The village's name means lit. 'settlement built on the site of a fortification'.

Saxon remnants have been found in the village and surrounding area. The village was called Burstalle in the Domesday Book when it belonged to Hugh de Grandmesnil. Willard held these lands for Hugh and the 16 acre of meadow and a mill were said to be worth three ounces of gold. The village began its growth with the arrival of the Great Central Railway in 1899. From then onwards development has continued and still continues to-day. Between 1901 and the 2001 the population grew from 611 to over 11,000.

===Hallam Fields===

A new housing development called 'Hallam Fields' commenced construction in 2006. It occupies land to the west of the A6, between the 'Gates' estate and the A46. The development will take ten years to complete, consisting of up to 900 properties including schools, shops, offices, industrial units and a fire station. It has been described as a mini Poundbury. By April 2010 it had 11 streets.

==Places and buildings==

=== Schools ===
- Highcliffe primary school
- Riverside primary school
- Hallam fields primary school
- The Cedars Academy

Note: Longslade Community College and Stonehill high school merged to become The Cedars Academy

=== Parks ===
- Watermead Country Park
- School Lane recreational park
- Harrowgate park

=== Golf club ===
- Birstall Golf Club—founded in 1901—one of the first golf clubs in Leicestershire.

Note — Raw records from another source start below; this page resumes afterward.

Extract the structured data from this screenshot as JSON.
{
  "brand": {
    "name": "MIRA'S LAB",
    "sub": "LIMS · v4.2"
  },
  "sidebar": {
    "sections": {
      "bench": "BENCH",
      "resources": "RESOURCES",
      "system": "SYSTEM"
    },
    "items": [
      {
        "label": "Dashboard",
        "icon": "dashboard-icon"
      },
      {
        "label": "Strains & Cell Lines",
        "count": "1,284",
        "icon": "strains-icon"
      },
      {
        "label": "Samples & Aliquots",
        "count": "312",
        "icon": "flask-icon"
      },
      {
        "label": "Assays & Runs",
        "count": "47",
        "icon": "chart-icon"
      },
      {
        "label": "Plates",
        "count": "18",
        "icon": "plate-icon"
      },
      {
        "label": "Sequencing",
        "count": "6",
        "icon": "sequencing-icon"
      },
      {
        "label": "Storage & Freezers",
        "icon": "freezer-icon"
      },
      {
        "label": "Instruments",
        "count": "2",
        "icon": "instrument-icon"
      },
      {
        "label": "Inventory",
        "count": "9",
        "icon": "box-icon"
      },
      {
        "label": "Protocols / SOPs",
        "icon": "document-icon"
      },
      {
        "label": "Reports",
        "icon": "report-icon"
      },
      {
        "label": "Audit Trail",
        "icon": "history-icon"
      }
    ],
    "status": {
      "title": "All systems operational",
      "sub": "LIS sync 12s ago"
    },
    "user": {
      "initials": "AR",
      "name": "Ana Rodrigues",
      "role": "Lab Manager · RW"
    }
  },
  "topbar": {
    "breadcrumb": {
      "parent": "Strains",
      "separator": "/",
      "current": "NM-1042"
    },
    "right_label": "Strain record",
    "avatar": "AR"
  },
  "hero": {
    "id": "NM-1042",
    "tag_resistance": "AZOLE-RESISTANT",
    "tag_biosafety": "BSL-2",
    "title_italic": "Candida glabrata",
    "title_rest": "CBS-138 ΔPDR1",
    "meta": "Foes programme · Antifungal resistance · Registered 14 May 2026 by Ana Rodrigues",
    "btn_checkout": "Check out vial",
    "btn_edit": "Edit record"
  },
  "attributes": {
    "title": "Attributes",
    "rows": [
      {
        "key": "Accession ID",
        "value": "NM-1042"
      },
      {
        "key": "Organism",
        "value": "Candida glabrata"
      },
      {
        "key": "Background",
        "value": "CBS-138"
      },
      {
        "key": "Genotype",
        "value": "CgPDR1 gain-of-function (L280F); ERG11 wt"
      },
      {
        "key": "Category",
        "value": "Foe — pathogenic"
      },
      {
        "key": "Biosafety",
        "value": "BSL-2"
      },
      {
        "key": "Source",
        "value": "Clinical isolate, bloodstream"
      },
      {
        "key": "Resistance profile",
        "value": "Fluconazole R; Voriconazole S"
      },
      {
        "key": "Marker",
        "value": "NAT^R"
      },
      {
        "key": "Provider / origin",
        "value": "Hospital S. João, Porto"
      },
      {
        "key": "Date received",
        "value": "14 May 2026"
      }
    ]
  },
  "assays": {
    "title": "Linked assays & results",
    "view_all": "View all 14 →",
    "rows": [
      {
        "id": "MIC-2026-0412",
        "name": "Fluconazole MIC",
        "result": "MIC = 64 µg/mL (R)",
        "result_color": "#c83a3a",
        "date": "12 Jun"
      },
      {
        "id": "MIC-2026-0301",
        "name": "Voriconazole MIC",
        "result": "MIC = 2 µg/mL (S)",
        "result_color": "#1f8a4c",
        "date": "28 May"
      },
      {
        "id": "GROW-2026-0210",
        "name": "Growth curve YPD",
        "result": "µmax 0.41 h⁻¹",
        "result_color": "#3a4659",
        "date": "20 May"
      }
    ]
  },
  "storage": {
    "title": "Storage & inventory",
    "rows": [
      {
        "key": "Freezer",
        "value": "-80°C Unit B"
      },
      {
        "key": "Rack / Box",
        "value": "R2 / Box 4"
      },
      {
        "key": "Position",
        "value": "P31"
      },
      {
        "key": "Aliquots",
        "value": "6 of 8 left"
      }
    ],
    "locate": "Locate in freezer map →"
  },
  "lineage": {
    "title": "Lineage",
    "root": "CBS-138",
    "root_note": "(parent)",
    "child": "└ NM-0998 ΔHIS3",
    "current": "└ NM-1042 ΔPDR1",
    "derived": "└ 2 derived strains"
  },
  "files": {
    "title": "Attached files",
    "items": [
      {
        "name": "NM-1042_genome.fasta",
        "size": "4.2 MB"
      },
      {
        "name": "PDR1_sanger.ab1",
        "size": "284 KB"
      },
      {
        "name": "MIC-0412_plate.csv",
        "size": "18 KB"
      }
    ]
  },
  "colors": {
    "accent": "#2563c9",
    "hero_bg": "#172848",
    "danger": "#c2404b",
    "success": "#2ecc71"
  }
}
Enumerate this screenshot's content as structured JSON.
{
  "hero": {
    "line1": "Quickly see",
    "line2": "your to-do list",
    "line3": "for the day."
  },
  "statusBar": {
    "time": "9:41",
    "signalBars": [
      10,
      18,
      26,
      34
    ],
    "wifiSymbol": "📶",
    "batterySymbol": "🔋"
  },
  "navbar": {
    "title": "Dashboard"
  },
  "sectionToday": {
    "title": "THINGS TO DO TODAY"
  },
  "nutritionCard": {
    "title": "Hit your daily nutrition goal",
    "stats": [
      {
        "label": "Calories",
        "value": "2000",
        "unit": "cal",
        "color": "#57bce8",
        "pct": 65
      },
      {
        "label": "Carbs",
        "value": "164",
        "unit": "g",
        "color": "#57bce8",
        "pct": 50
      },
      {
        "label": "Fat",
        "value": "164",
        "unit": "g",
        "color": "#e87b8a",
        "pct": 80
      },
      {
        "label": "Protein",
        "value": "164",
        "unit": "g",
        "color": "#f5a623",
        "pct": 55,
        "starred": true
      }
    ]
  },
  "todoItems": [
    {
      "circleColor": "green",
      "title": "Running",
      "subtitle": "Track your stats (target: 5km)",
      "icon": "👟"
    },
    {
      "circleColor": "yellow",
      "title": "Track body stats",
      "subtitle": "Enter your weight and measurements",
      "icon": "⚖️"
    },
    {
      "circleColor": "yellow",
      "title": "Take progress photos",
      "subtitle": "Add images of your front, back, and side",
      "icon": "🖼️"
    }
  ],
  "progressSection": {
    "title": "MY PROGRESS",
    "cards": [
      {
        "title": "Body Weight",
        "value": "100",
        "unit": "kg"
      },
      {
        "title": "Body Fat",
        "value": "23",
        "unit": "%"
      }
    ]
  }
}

=== Local organisations ===
- 1947 (Birstall) Squadron—RAFAC squadron located within the grounds of Riverside primary school.

===Transport===
The main village areas of Wanlip Lane and Harrowgate Drive are served by Centrebus service 22A and First Leicester 22B while the A6 corridor is served by buses between Leicester and Loughborough operated by Kincbbus Skylink and Arriva Midlands service 127.

The Birstall Park and Ride service is at the northern end of the village and is operated by Roberts Travel Group with buses into Leicester City Centre during the daytime.

The Great Central Railway steam railway has its southern terminus near the village, where the A6 meets the Leicester outer ringroad at Red Hill Circle. Just north of Red Hill Circle, and west of the A6, is Red Hill filling station. The railway forms the boundary of the southern end of Birstall Golf Club.